Dick Francis was one of the most successful post-war National Hunt jockeys. The winner of over 350 races, he was champion jockey in 1953/1954 and rode for HM Queen Elizabeth, the Queen Mother, most famously on Devon Loch in the 1956 Grand National. On his retirement from the saddle, he published his autobiography, The Sport of Queens, before going on to write forty-three bestselling novels, a volume of short stories (Field of 13), and the biography of Lester Piggott. During his lifetime Dick Francis received many awards, amongst them the prestigious Crime Writers' Association's Cartier Diamond Dagger for his outstanding contribution to the genre, and three 'best novel' Edgar Allan Poe awards from The Mystery Writers of America. In 1996 he was named by them as Grand Master for a lifetime's achievement. In 1998 he was elected a fellow of the Royal Society of Literature, and was awarded a CBE in the Queen's Birthday Honours List of 2000. Dick Francis died in February 2010, at the age of eighty-nine, but he remains one of the greatest thriller writers of all time.

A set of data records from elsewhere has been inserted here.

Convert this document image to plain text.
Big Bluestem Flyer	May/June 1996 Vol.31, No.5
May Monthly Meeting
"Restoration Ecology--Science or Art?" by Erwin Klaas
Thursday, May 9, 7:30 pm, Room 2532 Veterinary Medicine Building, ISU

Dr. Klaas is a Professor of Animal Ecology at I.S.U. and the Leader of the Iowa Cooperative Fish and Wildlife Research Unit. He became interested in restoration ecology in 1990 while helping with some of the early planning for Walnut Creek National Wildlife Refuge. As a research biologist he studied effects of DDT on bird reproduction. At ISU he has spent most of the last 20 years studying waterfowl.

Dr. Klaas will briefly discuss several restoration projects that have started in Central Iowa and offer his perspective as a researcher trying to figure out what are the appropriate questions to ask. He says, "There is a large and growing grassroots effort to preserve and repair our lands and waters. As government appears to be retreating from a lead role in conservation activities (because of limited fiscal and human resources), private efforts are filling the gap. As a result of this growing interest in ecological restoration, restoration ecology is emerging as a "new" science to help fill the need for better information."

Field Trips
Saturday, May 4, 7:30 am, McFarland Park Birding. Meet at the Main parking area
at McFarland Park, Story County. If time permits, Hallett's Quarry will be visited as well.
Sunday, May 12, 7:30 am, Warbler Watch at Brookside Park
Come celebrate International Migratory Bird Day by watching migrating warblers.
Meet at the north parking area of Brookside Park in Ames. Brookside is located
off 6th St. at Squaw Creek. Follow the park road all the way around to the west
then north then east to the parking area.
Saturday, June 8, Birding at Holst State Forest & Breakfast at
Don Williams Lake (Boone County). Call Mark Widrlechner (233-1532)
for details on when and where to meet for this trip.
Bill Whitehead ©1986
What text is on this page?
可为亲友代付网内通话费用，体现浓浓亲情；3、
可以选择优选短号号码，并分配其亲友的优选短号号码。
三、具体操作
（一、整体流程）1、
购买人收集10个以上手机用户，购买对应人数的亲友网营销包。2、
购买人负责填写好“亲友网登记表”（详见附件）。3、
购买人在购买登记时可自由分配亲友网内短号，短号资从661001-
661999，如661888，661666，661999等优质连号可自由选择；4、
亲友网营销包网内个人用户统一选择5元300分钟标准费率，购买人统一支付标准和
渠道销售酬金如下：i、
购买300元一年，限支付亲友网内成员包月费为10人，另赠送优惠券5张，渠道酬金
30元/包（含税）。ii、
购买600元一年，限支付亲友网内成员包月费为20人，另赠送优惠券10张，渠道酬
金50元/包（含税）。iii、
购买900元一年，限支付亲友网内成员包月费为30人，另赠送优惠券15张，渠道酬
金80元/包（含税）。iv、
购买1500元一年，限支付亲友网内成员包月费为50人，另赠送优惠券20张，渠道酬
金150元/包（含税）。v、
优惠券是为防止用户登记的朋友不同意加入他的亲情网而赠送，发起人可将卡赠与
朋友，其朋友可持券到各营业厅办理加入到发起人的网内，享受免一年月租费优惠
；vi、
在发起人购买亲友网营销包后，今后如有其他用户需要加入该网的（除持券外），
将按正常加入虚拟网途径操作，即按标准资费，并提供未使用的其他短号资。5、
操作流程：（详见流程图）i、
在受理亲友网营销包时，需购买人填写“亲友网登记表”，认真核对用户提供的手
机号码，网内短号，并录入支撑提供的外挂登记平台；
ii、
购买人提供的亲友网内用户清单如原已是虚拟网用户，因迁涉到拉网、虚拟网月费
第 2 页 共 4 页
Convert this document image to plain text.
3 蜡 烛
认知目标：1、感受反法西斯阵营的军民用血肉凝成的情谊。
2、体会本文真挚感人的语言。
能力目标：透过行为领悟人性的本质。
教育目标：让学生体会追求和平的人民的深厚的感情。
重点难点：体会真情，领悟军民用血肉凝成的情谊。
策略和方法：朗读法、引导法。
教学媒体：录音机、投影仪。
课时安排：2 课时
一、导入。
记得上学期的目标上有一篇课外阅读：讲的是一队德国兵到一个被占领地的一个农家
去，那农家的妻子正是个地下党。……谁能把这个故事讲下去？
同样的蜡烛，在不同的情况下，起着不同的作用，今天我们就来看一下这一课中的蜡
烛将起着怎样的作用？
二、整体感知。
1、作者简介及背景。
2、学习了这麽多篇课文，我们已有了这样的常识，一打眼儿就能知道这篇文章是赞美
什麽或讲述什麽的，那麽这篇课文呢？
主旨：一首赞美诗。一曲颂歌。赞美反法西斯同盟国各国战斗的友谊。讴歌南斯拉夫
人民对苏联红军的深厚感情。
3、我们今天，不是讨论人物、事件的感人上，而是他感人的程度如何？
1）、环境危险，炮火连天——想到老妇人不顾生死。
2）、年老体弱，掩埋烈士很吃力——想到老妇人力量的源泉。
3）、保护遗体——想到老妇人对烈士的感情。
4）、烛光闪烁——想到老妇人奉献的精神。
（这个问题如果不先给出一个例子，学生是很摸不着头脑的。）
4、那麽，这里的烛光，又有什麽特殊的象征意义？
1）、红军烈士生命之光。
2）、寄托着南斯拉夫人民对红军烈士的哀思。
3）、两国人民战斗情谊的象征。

Geoffrey Howard (a.k.a. Ralph Cosham) (1936–2014) was a British journalist who changed careers to become a narrator and screen and stage actor. He performed in more than one hundred professional theatrical roles. His audiobook narrations were named “Audio Best of the Year” by Publishers Weekly, and he won seven AudioFile Earphones Awards, and in 2013 he won the coveted Audie Award for Best Mystery Narration for his reading of Louise Penny’s The Beautiful Mystery.
Reviews
“Francis captures our attention and holds us spellbound.”
“A positive genius.”
“Excitement from start to finish.”
“The horses are painted ones this time, but stop worrying. You won’t have a moment to miss the hooves and the muck…Action, character, and color ride in perfect balance again…and the ‘Am I my brother’s keeper?’ motif returns in subtle high gear, just to remind us that Francis stays on top because he remembers to touch bottom.”